È possibile individuare alcune tendenze storiche generali nella variazione di queste condizioni. Altre tendenze
generali possono includere il ruolo sempre più pervasivo dei media nel mettere in discussione non solo le
decisioni di policy sulla scienza, ma più specificamente la connessione tra expertise e policy making; o la
crescente richiesta di partecipazione pubblica come parte di una critica più ampia della capacità delle forme
democratiche tradizionali di rappresentare e includere i punti di vista dei cittadini di fronte alle sfide globali,
quando le decisioni cruciali sono prese sempre più spesso a livelli non direttamente sottoposti all’influenza dei
cittadini.

L’inclinazione degli scienziati ad aprire i propri conflitti comunicativi ai non esperti non è un fenomeno nuovo
né in regolare crescita, ma potrebbe essere descritto nei termini di cicli alternativi di apertura e chiusura, in una
sorta di movimento pendolare. Quando i ricercatori si mobilitano nello spazio pubblico per invocare maggiore
attenzione da parte del pubblico alla scienza, possono contribuire alla crescente percezione pubblica
dell’expertise scientifico come portatore di interessi di parte, danneggiando così la credibilità dei tradizionali
snodi decisionali tra esperti e decisori politici.

La comunicazione non dovrebbe essere reificata come evento circoscritto e statico né come una prerogativa che
può essere accesa o spenta a piacere, ma piuttosto come un processo fluido, che assume diverse configurazioni
contingenti. Una certa nozione delle relazioni tra esperti scientifici e pubblico è essa stessa un risultato, e non
una precondizione, delle lotte, negoziazioni e alleanze che si svolgono in tali configurazioni.

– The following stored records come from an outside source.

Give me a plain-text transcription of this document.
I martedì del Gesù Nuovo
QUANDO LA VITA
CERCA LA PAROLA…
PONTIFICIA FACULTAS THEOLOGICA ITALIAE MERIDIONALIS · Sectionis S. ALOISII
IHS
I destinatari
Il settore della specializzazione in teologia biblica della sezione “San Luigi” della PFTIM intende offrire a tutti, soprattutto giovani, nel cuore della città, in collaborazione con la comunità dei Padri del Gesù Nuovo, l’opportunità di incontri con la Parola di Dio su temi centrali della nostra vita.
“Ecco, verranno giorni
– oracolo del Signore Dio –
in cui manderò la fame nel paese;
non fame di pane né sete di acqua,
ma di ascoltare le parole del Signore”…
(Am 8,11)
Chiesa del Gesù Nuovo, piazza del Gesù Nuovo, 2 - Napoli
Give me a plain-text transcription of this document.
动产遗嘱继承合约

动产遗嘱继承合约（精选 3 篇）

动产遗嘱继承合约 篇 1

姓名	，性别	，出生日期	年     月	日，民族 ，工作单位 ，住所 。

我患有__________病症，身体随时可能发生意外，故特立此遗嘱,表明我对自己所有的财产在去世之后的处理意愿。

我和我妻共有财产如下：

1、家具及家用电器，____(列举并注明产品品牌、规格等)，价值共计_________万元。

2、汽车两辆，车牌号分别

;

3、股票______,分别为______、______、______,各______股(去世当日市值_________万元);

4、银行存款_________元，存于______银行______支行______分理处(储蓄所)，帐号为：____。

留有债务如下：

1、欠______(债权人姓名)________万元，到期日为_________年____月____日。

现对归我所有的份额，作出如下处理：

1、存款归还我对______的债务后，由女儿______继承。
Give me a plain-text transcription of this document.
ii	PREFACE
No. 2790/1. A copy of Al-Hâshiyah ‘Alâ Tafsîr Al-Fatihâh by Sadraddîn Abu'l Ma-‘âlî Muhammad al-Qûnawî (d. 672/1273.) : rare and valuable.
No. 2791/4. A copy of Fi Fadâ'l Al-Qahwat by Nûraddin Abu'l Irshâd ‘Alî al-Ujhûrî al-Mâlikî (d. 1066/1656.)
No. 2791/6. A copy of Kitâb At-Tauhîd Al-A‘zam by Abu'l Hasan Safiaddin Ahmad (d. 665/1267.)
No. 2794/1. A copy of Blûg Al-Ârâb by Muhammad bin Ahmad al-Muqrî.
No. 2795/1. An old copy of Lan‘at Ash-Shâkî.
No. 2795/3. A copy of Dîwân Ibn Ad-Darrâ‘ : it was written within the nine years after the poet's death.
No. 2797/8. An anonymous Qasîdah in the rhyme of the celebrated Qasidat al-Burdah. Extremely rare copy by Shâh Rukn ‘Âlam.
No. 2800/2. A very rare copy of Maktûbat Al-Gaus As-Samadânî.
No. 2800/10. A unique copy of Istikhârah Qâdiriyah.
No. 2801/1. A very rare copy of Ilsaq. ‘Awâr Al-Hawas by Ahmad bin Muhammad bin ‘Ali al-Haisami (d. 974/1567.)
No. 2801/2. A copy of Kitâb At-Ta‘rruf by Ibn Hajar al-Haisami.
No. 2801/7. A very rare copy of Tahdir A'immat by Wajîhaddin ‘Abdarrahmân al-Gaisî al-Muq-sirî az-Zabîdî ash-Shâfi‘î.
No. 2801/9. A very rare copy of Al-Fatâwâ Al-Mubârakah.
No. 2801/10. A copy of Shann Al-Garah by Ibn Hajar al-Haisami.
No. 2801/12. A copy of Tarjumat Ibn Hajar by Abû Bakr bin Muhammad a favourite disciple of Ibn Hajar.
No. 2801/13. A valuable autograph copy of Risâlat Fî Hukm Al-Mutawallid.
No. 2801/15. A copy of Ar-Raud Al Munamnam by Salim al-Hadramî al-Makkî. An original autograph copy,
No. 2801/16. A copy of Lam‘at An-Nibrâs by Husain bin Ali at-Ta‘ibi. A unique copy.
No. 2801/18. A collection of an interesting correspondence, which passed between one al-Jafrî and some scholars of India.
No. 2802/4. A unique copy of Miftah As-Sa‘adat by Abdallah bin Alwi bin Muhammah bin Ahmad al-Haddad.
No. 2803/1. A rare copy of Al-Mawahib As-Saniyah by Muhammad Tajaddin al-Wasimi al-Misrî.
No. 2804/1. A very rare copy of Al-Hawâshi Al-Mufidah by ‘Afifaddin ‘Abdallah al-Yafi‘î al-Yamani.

La comunicazione non è solo uno strumento tecnico, che funziona in una certa ideologia della scienza e del suo
ruolo nello sviluppo economico e sociale, ma deve essere riconosciuta come una delle dinamiche principali al
centro di quei processi co-evolutivi che ridefiniscono gli stessi significati di scienza e di pubblico, di sapere e
cittadinanza, di expertise e di democrazia.